The incredible--and improbable--story of how an English eccentric saved Japan's beloved cherry blossoms from extinction.
Collingwood Ingram--known as "Cherry" for his defining passion--was born in 1880 and lived until he was a hundred, witnessing a fraught century of conflict and change. Visiting Japan in 1902 and again in 1907, he fell in love with the country's distinctive cherry blossoms, or
sakura, and brought back hundreds of cuttings with him to England, where he created a garden of cherry varieties.
On a 1926 trip to Japan to search for new specimens, Ingram was shocked to find a dramatic decline in local cherry diversity. A cloned variety was taking over the landscape and becoming the symbol of Japan's expansionist ambitions, while the rare and spectacular
Taihaku, or "Great White Cherry," had disappeared entirely.
But thousands of miles away, at Ingram's country estate, the
Taihaku still prospered. After returning to Britain, the amateur botanist buried a living cutting from his own collection into a potato and repatriated it to Japan via the Trans-Siberian Express.

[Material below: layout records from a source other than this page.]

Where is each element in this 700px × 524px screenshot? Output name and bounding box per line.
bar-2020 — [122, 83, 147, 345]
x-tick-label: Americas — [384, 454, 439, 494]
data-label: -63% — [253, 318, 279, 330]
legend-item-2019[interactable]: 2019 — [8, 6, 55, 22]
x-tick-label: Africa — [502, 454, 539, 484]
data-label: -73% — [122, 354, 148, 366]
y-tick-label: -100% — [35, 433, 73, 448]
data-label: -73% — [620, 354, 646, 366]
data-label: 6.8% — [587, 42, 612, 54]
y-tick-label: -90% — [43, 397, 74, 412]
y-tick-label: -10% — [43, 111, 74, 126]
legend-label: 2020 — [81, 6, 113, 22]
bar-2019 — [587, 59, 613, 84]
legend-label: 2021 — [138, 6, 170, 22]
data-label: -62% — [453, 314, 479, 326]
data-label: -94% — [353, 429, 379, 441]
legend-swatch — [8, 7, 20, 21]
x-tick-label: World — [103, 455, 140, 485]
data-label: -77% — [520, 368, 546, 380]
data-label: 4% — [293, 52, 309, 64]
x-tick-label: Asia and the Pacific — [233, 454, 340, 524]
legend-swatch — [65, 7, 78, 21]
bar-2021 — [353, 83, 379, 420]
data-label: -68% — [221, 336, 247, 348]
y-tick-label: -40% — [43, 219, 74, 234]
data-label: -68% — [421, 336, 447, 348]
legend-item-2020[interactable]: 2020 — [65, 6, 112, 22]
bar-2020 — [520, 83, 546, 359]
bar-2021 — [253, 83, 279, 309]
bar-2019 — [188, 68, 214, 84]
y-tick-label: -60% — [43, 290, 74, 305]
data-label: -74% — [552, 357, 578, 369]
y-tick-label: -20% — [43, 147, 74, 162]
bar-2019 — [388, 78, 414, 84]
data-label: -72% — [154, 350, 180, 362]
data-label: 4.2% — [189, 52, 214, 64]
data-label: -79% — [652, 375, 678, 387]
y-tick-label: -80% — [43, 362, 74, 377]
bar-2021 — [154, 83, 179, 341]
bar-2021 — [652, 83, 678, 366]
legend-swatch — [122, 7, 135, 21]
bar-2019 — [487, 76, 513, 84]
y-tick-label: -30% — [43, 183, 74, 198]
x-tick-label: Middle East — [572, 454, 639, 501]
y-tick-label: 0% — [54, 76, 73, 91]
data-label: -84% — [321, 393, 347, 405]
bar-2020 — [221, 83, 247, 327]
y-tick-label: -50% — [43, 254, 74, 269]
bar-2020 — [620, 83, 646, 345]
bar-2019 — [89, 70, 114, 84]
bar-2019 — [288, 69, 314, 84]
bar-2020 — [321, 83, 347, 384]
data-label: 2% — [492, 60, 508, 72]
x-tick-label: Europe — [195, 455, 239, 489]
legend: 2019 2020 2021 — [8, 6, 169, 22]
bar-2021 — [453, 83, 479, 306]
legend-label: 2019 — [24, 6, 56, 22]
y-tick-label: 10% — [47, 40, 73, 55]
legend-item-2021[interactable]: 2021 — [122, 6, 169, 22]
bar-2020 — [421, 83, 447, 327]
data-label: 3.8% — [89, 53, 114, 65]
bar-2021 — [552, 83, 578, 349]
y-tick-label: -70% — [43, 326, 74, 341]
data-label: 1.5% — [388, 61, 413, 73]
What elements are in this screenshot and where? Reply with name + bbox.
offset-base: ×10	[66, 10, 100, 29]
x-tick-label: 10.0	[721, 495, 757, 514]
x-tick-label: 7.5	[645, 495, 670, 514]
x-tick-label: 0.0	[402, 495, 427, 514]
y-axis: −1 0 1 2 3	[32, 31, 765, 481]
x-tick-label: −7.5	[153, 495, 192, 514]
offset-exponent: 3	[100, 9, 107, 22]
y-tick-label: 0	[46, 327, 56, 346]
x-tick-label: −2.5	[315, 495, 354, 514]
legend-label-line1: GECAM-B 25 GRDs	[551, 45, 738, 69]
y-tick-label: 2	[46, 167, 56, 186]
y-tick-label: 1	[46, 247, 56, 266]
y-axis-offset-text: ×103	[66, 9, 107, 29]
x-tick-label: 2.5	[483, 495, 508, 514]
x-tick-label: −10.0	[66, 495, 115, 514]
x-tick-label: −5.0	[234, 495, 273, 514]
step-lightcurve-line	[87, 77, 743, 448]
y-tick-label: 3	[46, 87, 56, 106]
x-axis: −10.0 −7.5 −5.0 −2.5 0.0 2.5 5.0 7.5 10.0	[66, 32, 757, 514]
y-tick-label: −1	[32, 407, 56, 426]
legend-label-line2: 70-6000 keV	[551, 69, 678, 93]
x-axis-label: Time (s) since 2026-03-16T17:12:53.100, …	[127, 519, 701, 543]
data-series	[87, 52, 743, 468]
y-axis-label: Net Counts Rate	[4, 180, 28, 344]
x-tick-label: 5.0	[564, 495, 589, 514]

Over the decades that followed, Ingram became one of the world's leading cherry experts and shared the joy of
sakura both nationally and internationally, sending more than a hundred varieties of cherry tree to new homes around the globe, from Auckland, New Zealand to Washington, D.C.
As much a history of the cherry blossom in Japan as it is the story of one remarkable man,
The Sakura Obsession follows the flower from its significance as a symbol of the imperial court, through the dark days of the Second World War, and up to the present-day worldwide fascination with this iconic blossom.